14 July 2016 – By Scott Lcas – eaworldview – US Secretary of State John Kerry visits Russia on Thursday, bringing President Obama’s proposal for deepened cooperation with Moscow inside Syria. The proposal, adopted after a sharp debate within the Administration, sets out coordinated air attacks and extensive cooperation between US and Russian military and intelligence agencies. This will be overseen by a command-and-control headquarters with US and Russian military officers and intelligence operatives.
The “Joint Implementation Group” would be housed near Amman, Jordan, where there is already a US-led international Military Operations Center. Its mission will be to “enable expanded coordination between the United States and the Russian Federation beyond the established safety of flight procedures”.

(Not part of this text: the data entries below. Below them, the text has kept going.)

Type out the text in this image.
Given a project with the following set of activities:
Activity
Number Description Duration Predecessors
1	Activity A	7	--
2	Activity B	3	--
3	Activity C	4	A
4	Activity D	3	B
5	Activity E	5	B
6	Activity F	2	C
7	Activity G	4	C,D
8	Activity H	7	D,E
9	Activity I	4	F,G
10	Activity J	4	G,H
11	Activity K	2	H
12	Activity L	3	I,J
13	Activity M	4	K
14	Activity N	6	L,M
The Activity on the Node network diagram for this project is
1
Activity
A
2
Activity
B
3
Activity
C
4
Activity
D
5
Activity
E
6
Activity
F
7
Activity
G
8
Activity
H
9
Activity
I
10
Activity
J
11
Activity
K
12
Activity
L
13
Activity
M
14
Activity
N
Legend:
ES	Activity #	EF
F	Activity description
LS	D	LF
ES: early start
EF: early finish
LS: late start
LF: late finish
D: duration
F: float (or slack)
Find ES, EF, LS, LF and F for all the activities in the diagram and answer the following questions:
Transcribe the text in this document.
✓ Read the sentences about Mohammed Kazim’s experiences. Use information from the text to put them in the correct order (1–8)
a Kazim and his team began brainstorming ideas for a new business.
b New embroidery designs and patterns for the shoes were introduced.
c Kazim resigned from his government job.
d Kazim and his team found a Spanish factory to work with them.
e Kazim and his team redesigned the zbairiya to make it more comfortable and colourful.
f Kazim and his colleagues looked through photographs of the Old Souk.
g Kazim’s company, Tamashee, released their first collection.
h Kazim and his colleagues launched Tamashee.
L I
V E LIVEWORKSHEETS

The immediate objective of the plan is to work on operations against the Islamic State — the nominal, if not actual, focus of Russian aerial intervention since late September — and the jihadists of Jabhat al-Nusra.
At the same time, the proposal sets aside action to press the Assad regime for a political resolution of the 5 1/2-year conflict. An alternative initiative for targeted airstrikes on the Syrian military and support of some rebel factions was rejected by the White House.
Supporters of Obama’s proposal say the Russians will be asked to obtain a halt to regime bombing and to encourage President Assad to negotiate.
However, critics argue that Russia — despite nominally working for a now-dormant February 27 “cessation of hostilities” and the Geneva talks between January and April — has shown no willingness to limit the military operations or to press Assad into the lifting of sieges and release of political detainees, let alone acceptance of a transitional government.
Russia, which has carried out thousands of airstrikes on opposition areas since September, and the regime have stepped up air and grounds since mid-April.
Coordination and “Integrated Operations”
The US proposal sets out the initial sharing of intelligence through separate headquarters. Then, through the shared command-and-control center, “the participants should coordinate procedures to permit integrated operations” against the Islamic State and Jabhat al-Nusra. Those operations could include assistance of each other’s aerial forces.
In return, Russia would limit airstrikes to agreed targets and to ensure that the Assad regime will not bomb targets in “designated areas”.
However, Russia could still strike Jabhat al-Nusra unilaterally if it finds there is an “imminent threat” to its personnel, if Nusra advances beyond “designated areas”, or if Jabhat al-Nusra attacks pro-Assad forces from the “designated areas”.